- Headquarters: Dunajská Streda, Slovakia
- Country: Slovakia
- Founded: 11 March 1991
- Executive manager: Szilárd Csémi
- Website Website of the Hungarian Scout Association in Slovakia

= Hungarian Scout Association in Slovakia =

The Hungarian Scout Association in Slovakia (Szlovákiai Magyar Cserkészszövetség, SZMCS) is the Scouting organization of Hungarians in Slovakia. Currently, there are about 50 Scout groups with around 1,500 active Scouts.

== History==
In Upper Hungary (mostly the territory of present-day Slovakia), the first Scout group was formed in Komárom/Komárno in 1913, the members of which already participated in one of the first major events of Hungarian Scouting, the raft tour on the River Vág (Vág, Vah). After the Treaty of Trianon, the Hungarian Scout groups that found themselves in Czechoslovakia were hard run. Czechoslovak authorities did not allow the formation of their own Hungarian Scout association. After 1926, they were allowed to be members of the Czechoslovak Scout Association.
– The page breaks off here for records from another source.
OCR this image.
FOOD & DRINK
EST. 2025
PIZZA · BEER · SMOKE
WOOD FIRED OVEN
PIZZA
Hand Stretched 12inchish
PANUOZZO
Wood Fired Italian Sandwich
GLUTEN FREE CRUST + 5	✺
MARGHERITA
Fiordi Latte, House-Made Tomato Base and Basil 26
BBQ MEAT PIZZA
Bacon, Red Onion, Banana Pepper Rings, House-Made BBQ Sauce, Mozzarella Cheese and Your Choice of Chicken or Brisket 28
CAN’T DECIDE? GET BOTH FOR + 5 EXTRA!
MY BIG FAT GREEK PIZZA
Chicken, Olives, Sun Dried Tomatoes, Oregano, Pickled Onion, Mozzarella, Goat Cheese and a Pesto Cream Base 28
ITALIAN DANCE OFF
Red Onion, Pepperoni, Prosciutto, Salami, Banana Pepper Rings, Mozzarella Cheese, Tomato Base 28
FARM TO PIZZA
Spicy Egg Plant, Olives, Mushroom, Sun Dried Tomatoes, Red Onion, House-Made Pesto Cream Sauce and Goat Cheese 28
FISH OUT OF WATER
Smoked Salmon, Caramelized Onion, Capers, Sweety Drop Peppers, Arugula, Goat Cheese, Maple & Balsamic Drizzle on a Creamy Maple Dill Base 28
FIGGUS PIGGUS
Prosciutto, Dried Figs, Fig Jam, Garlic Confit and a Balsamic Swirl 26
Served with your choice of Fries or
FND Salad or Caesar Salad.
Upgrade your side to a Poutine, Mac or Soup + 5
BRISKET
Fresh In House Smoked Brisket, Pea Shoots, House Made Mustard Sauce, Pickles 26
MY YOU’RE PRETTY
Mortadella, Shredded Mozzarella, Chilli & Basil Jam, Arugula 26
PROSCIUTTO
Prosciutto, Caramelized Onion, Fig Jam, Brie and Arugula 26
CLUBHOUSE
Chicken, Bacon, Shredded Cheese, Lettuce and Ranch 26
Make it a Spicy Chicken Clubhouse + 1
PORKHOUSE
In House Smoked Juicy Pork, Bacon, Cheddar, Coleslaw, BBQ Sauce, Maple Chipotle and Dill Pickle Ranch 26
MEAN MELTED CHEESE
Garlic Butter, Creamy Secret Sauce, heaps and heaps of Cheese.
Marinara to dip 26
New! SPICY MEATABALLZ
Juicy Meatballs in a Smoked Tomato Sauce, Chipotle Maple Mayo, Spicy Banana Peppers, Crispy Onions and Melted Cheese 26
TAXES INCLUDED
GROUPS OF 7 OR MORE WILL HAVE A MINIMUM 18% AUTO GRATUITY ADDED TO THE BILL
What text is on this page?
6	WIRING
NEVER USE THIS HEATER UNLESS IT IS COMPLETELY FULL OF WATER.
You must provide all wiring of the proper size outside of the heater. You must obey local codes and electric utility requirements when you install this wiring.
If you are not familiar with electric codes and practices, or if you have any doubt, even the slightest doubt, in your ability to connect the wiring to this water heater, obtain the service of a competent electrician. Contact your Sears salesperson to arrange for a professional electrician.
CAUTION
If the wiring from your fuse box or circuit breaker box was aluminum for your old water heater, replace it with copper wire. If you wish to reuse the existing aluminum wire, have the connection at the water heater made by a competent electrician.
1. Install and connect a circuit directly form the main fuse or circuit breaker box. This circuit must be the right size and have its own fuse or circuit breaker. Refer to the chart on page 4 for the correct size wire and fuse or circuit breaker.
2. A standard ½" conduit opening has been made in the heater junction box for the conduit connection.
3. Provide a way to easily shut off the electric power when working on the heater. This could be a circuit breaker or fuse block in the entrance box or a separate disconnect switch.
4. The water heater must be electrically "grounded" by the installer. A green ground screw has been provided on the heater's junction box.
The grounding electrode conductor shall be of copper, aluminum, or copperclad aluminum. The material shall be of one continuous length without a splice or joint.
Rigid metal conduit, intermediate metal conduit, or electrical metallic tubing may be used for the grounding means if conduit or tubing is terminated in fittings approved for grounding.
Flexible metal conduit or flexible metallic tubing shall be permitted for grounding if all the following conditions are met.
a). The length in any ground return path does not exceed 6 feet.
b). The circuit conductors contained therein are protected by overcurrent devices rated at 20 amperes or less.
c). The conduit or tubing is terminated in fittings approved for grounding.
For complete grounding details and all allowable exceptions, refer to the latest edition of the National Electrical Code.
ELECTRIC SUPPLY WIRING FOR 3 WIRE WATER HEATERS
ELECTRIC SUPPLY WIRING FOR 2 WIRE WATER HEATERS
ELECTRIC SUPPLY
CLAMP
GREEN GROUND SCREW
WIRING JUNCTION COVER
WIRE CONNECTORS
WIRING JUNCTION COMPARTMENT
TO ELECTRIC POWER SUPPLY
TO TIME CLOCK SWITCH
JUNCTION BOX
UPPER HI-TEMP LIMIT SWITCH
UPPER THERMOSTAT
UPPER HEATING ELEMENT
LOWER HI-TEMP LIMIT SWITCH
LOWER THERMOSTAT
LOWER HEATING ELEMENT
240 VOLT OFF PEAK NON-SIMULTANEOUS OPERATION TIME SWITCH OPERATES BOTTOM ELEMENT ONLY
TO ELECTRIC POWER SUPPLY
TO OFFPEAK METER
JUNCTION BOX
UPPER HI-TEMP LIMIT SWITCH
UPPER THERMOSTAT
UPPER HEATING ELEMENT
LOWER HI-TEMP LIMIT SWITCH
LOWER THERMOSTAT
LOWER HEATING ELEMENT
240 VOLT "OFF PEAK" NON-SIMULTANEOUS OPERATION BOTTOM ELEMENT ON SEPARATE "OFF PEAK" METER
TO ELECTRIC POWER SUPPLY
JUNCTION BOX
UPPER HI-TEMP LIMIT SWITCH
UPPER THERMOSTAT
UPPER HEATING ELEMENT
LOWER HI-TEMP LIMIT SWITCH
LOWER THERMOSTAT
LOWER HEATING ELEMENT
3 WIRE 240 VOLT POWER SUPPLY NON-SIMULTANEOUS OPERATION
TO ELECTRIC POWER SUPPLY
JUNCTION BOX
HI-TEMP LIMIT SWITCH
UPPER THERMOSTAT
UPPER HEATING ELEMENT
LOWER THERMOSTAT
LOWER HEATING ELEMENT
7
This arrangement did not support them, but their functioning was legalized.

The teams operated within the framework of the Hungarian Scout Association on the territories re-attached to Hungary by the First Vienna Award.

On March 11, 1990, the Hungarian Scout Association in Slovakia was formed, and was officially approved by the Slovak Ministry of the Interior on April 6, 1990.